Ben değilim. Rab’bin önünde “bilmediklerim hakkında zırvaladım, doğru danışmanlıklara kulak asmadım, başkalarının acı çekmesine hatta belki ölümlerine neden oldum, kusura bakma” mı diyeceğim? Hayır, hiç öyle bir niyetim yok. Tersine “Rab kendimin, sevdiklerimin ve diğer insanların ortak sağlığı, iyiliği için, her noktasını tam anlamadıysam da, iyi olanı yapmayı seçtim” demek istiyorum.

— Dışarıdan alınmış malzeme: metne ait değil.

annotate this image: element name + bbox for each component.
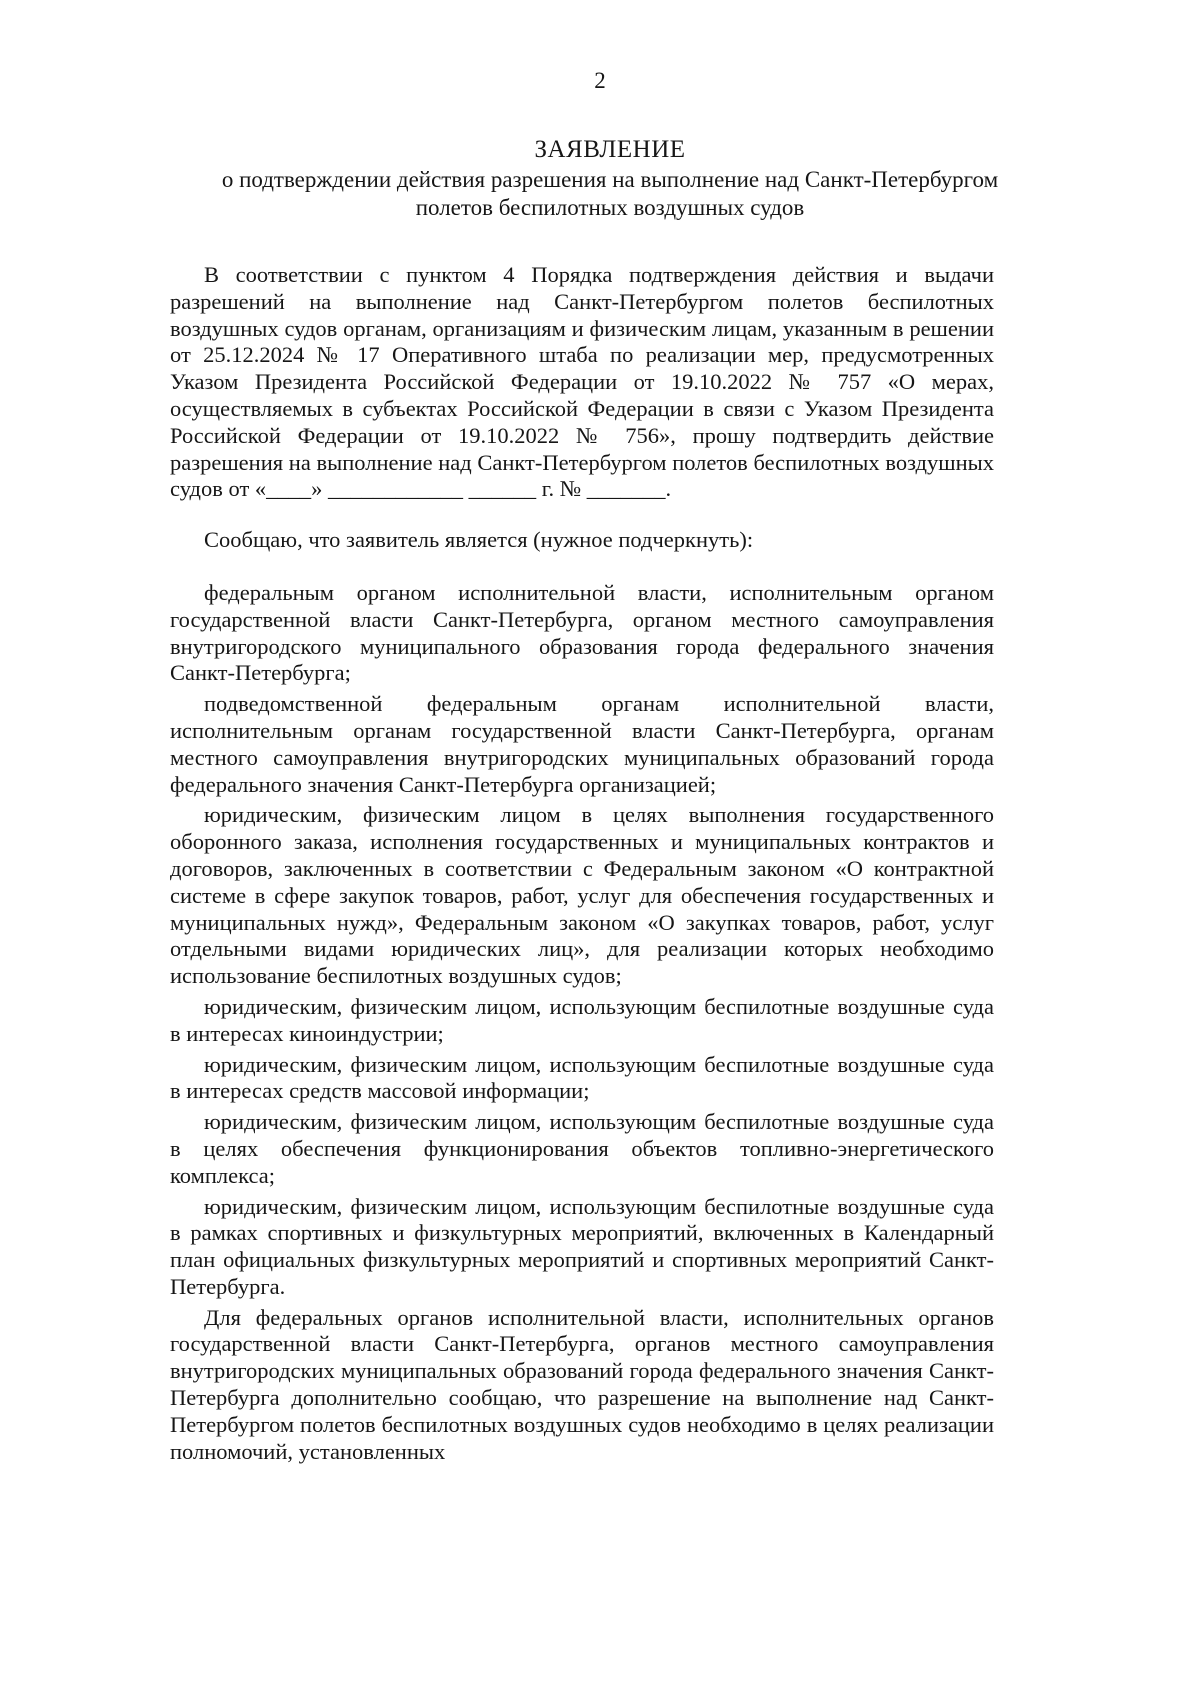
document-header <box>200 134 1020 222</box>
permit-date-number-blanks: от «____» ____________ ______ г. № _______. <box>228 476 672 502</box>
document-body <box>170 262 994 1465</box>
applicant-option-mass-media: юридическим, физическим лицом, использующим беспилотные воздушные суда в интересах средств массовой информации; <box>170 1051 994 1104</box>
applicant-statement: Сообщаю, что заявитель является (нужное подчеркнуть): <box>204 527 754 553</box>
applicant-option-federal-body: федеральным органом исполнительной власти, исполнительным органом государственной власти Санкт-Петербурга, органом местного самоуправления внутригородского муниципального образования города федерального значения Санкт-Петербурга; <box>170 579 994 686</box>
applicant-option-subordinate-organization: подведомственной федеральным органам исполнительной власти, исполнительным органам государственной власти Санкт-Петербурга, органам местного самоуправления внутригородских муниципальных образований города федерального значения Санкт-Петербурга организацией; <box>170 691 994 797</box>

Garip korkulara dayanarak kararlar vermeyin. 

Eski Ahit’den çok ilginç bazı ayetlerle sizi baş başa bırakayım. Yeşaya 8:11-13  

RAB beni halkın tuttuğu yoldan gitmeme konusunda şiddetle uyararak şöyle dedi: “Onların entrika dediği her şeye siz entrika demeyin;
Onların korktuğundan korkmayın, yılmayın.

Her Şeye Egemen RABbi kutsal sayın. Korkunuz, yılgınız Ondan olsun.”

Sonuçta sevgili kardeşler:

AŞI OLUN, AKILSIZ OLMAYIN!!  EMİN DEĞİLSENİZ VEYA RİSKİ OLABİLECEK BİR DURUMUNUZ VARSA DOKTORA DANIŞIN.